A few advertisers will buy IPL time even if viewership falls. "The IPL is the big daddies' game," says Khemka. Brands with big spends go for it. "We evaluate any property in terms of its ability to offer value. It just so happens that the IPL comes during summer, when our business peaks," says Wasim Basir, Director, Integrated Marketing Communications, Coca-Cola India.

Uday Shankar, CEO, Star India
This is a marquee property. It is on home ground and Indian teams are stronger here: Uday Shankar
Vodafone, too, is upbeat about IPL. The company was one of the first brands to hop on to the IPL bandwagon and has been an on-ground associate sponsor as well as a presenting sponsor on TV from the first season. A bilateral series is a different ballgame. The games are longer, viewership is lower, and the ad rate is usually around Rs 1 lakh per 10 seconds. For a one-day match against Australia or Pakistan, it spikes to Rs 2.5 lakh per 10 seconds, half the amount a spot of similar duration cost in the IPL last year.

When weak teams such as Bangladesh and New Zealand are involved, viewership plummets, as does advertising. Often the revenue does not go beyond Rs 8 crore for a match. Perhaps it is not surprising then that bilateral series attract advertisers with budgets as small as Rs 50 lakh to Rs 1 crore.

"Star has the ability to package things better and may have factored in the upside of digitisation," says R.C. Venkateish, former MD of ESPN-Star Sports in India.
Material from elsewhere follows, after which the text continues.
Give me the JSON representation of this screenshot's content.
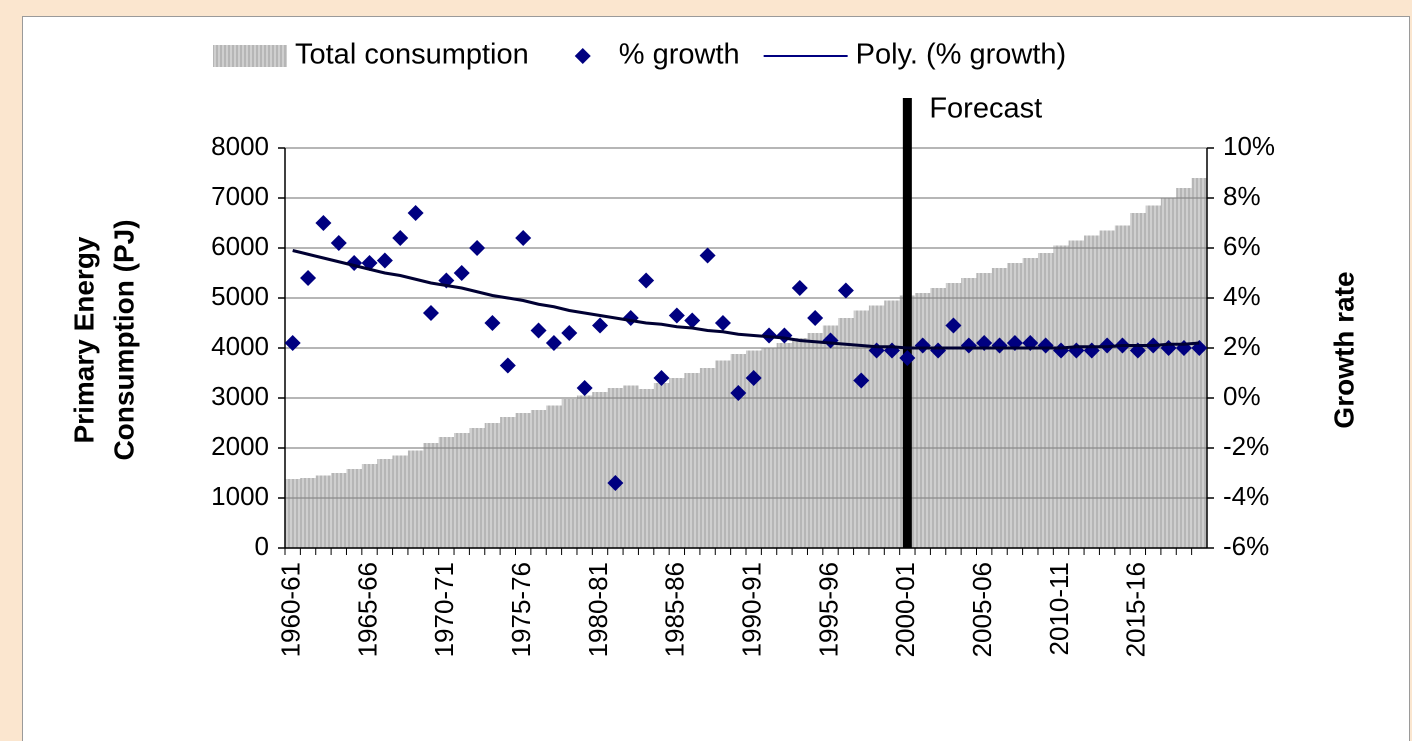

Even so, he feels the going will be tough for the broadcaster. "Not all matches are of interest," says Venkateish, who is currently the CEO of directto-home carrier Dish TV.

Amar Shankar, Associate Director of Advisory Services at Ernst & Young, a consultancy firm, acknowledges that the list of negatives around the game is rising. But he feels the analysis has to account for the as-yet-small portion of digital rights. "Online and mobile revenues would increase substantially year on year. Today, everyone is looking at content on the move," he says.

Currently, subscription revenues, earned directly from viewers through cable operators and DTH broadcasters such as Tata Sky and Dish TV, constitute just under 15 per cent of the total revenue pie. "Once they have a better handle on content and subscribers, the channel will be able to command a premium. It may be in a position to reduce dependence on advertising revenues," says Shashi Sinha, CEO of Lodestar Universal, a media buying agency.

Star will also be able to promote its more than 30 regional, Hindi and news channels through its sports channels. At least temporarily, this could help it raise viewership of programmes on these channels, as Set Max does for its general entertainment channels, including SAB, Sony and Sony Pix.

So, what does Nimbus Communications founder Harish Thawani, the man who started it all, feel about the shift in the game? "The price of cricket is like that of a painting. The value lies in the eye of the beholder," he says. Except that the company had bought the rights in the hope of making a profit.

But cricket is a strange game. Just when it seems to be in decline, it manages to bounce back. One victory changes everything and all the bad memories are wiped clean, says Coca-Cola India's Basir. And Uday Shankar will be hoping for just that.